10.3346/jkms.2016.31.6.939
- Author:
Jin Kyoung LEE
1
;
Hye Lim JANG
;
Byung Ho KANG
;
Kyung Suk LEE
;
Yong Sung CHOI
;
Kye Shik SHIM
;
Jae Woo LIM
;
Chong Woo BAE
;
Sung Hoon CHUNG
Author Information
1. Department of Pediatrics, Kyung Hee University School of Medicine, Seoul, Korea. pedc@khnmc.or.kr
- Publication Type:Original Article
- Keywords:
Birth Weight;
Singleton;
Multiple Birth;
Newborn;
Gestational Age
- MeSH:
*Birth Weight;
Female;
*Gestational Age;
Growth Charts;
Humans;
Infant, Newborn;
Male;
Reference Values;
Republic of Korea
- From:Journal of Korean Medical Science
2016;31(6):939-949
- CountryRepublic of Korea
- Language:English
-
Abstract:
The Pediatric Growth Chart (2007) is used as a standard reference to evaluate weight and height percentiles of Korean children and adolescents.
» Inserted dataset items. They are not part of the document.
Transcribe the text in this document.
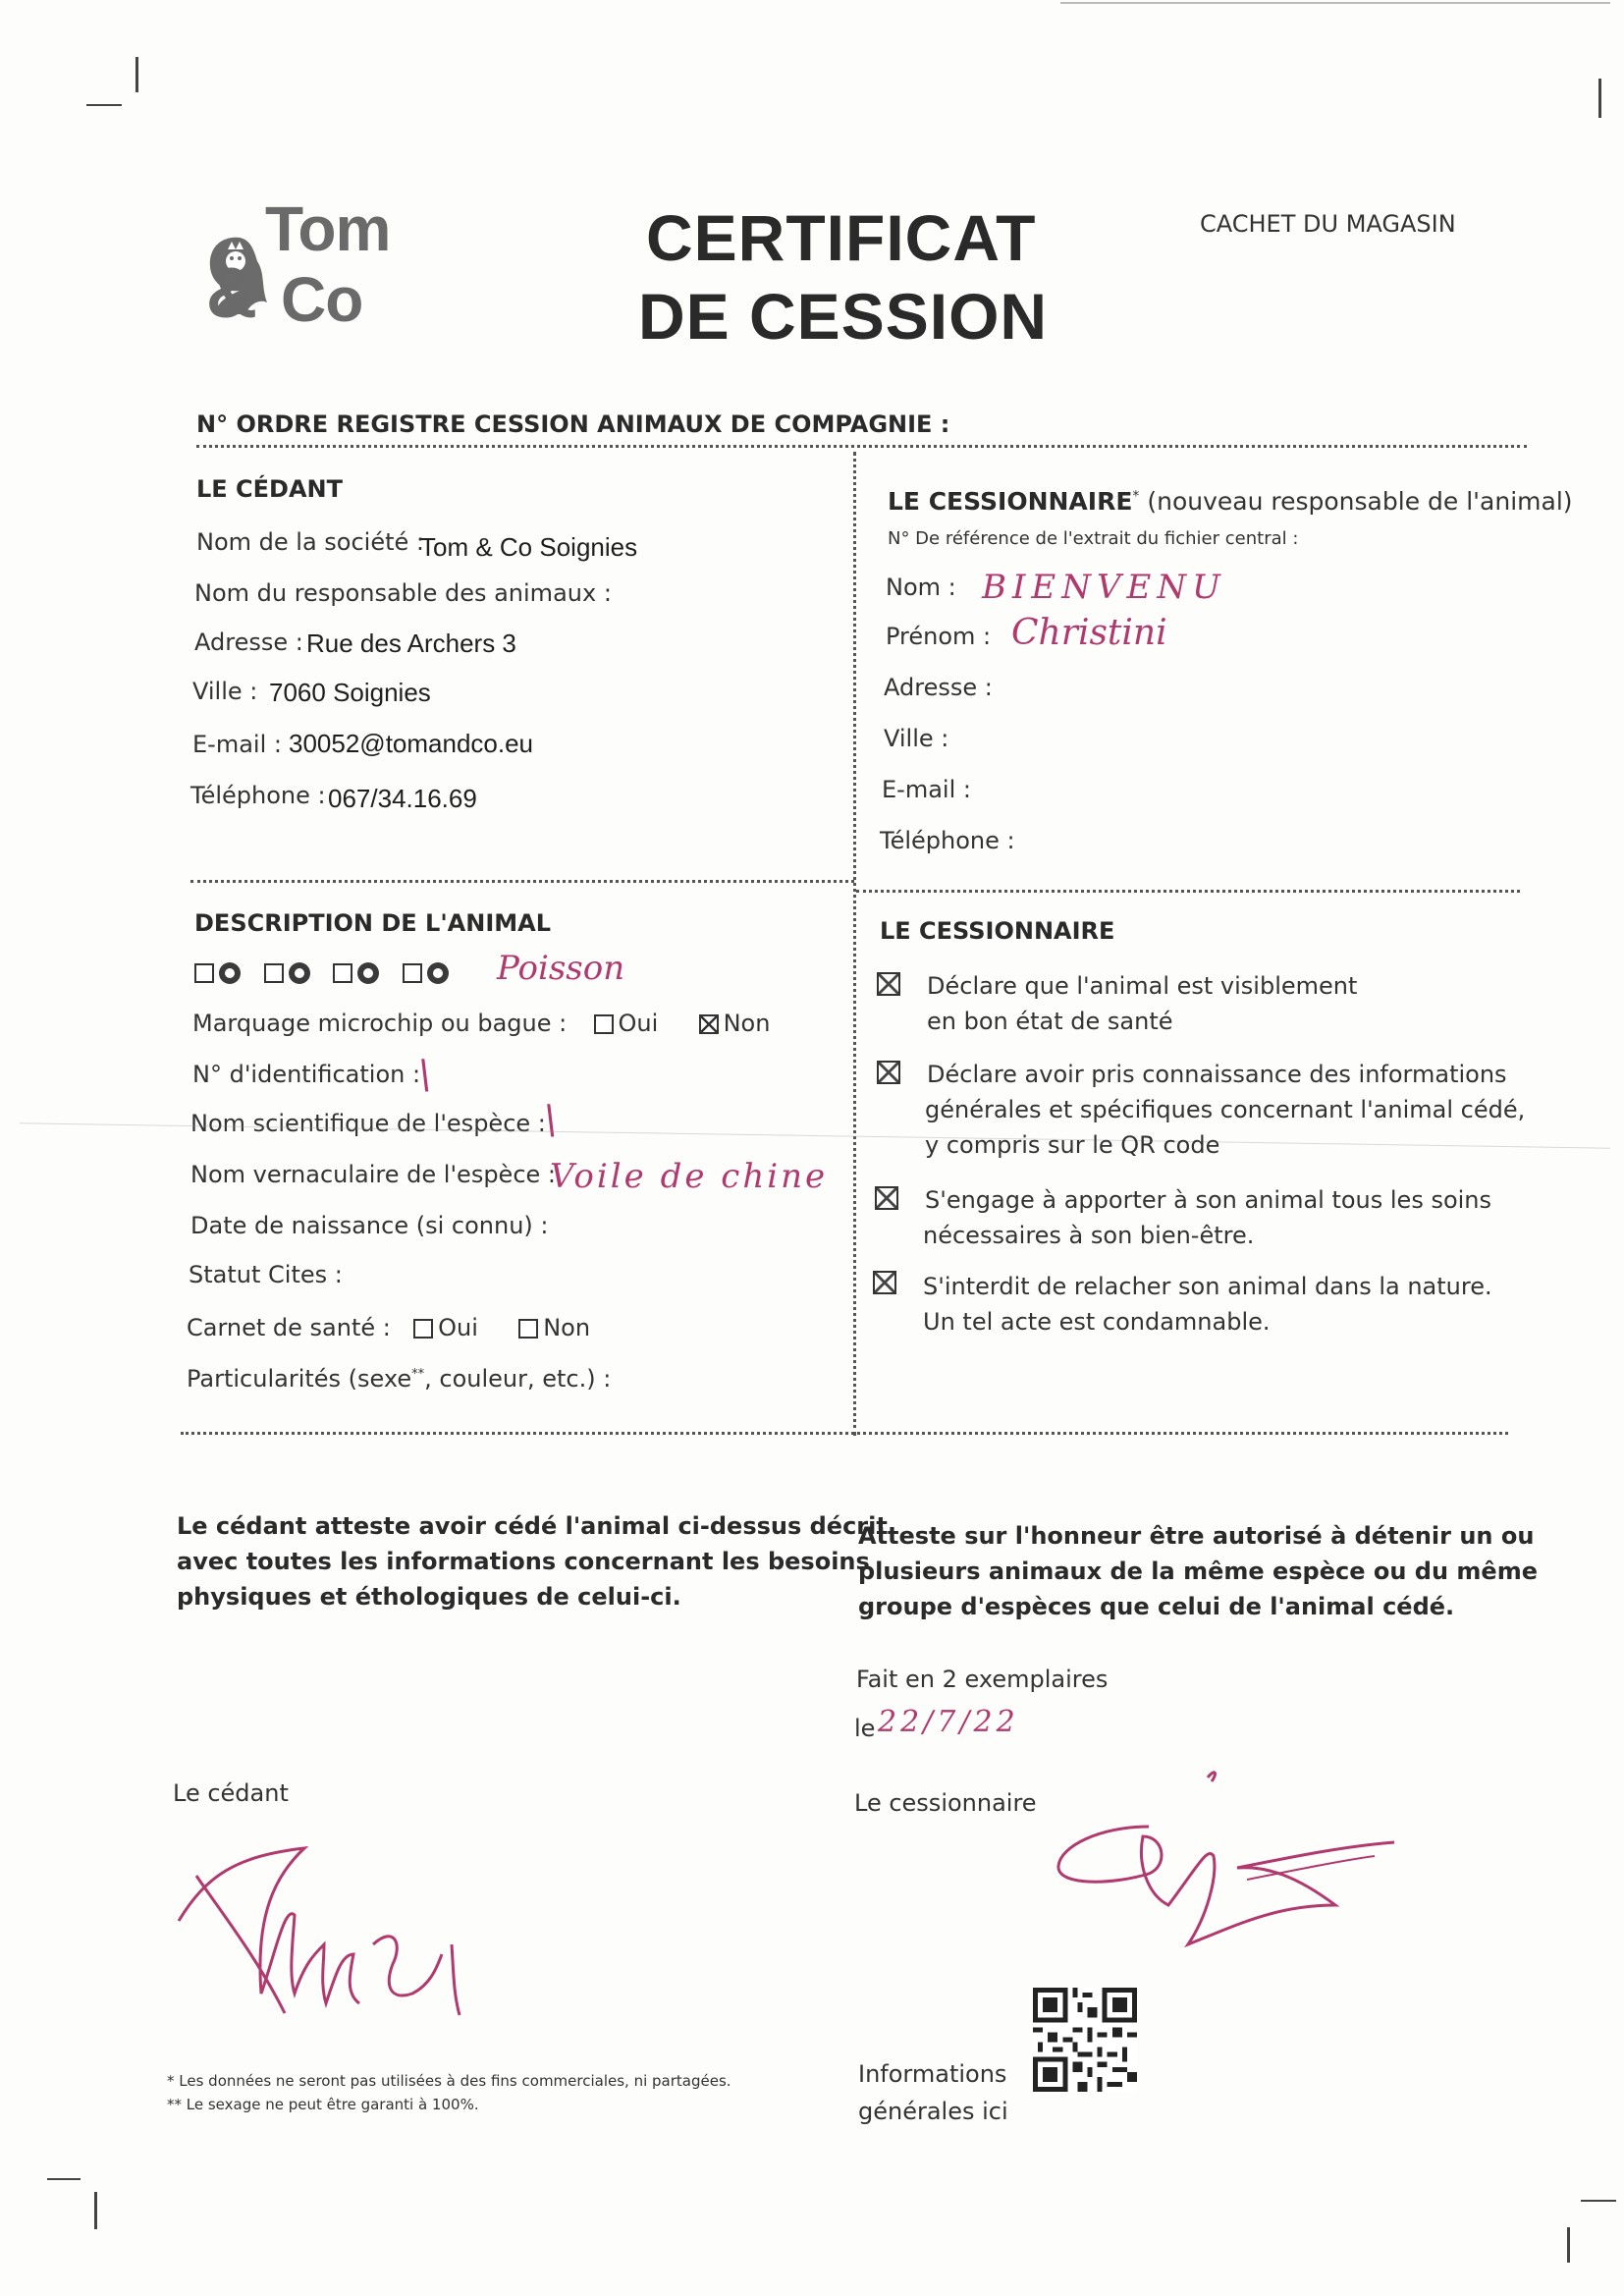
Tom
& Co
CERTIFICAT
DE CESSION
CACHET DU MAGASIN
N° ORDRE REGISTRE CESSION ANIMAUX DE COMPAGNIE :
LE CÉDANT
Nom de la société :
Tom & Co Soignies
Nom du responsable des animaux :
Adresse : Rue des Archers 3
Ville : 7060 Soignies
E-mail : 30052@tomandco.eu
Téléphone : 067/34.16.69
LE CESSIONNAIRE* (nouveau responsable de l'animal)
N° De référence de l'extrait du fichier central :
Nom : BIENVENU
Prénom : Christini
Adresse :
Ville :
E-mail :
Téléphone :
DESCRIPTION DE L'ANIMAL

Poisson
Marquage microchip ou bague : Oui	Non
N° d'identification :
\
Nom scientifique de l'espèce :
\
Nom vernaculaire de l'espèce :
Voile de chine
Date de naissance (si connu) :
Statut Cites :
Carnet de santé : Oui	Non
Particularités (sexe**, couleur, etc.) :
LE CESSIONNAIRE
Déclare que l'animal est visiblement
en bon état de santé
Déclare avoir pris connaissance des informations
générales et spécifiques concernant l'animal cédé,
y compris sur le QR code
S'engage à apporter à son animal tous les soins
nécessaires à son bien-être.
S'interdit de relacher son animal dans la nature.
Un tel acte est condamnable.
Le cédant atteste avoir cédé l'animal ci-dessus décrit
avec toutes les informations concernant les besoins
physiques et éthologiques de celui-ci.
Atteste sur l'honneur être autorisé à détenir un ou
plusieurs animaux de la même espèce ou du même
groupe d'espèces que celui de l'animal cédé.
Fait en 2 exemplaires
le 22/7/22
Le cédant	Le cessionnaire
* Les données ne seront pas utilisées à des fins commerciales, ni partagées.
** Le sexage ne peut être garanti à 100%.
Informations
générales ici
Although several previous studies provided a useful reference range of newborn birth weight (BW) by gestational age (GA), the BW reference analyzed by sex and plurality is not currently available. Therefore, we aimed to establish a national reference range of neonatal BW percentiles considering GA, sex, and plurality of newborns in Korea. The raw data of all newborns (470,171 in 2010, 471,265 in 2011, and 484,550 in 2012) were analyzed. Using the Korean Statistical Information Service data (2010-2012), smoothed percentile curves (3rd-97th) by GA were created using the lambda-mu-sigma method after exclusion and the data were distinguished by all live births, singleton births, and multiple births. In the entire cohort, male newborns were heavier than female newborns and singletons were heavier than twins. As GA increased, the difference in BW between singleton and multiples increased. Compared to the previous data published 10 years ago in Korea, the BW of newborns 22-23 gestational weeks old was increased, whereas that of others was smaller. Other countries' data were also compared and showed differences in BW of both singleton and multiple newborns. We expect this updated data to be utilized as a reference to improve clinical assessments of newborn growth.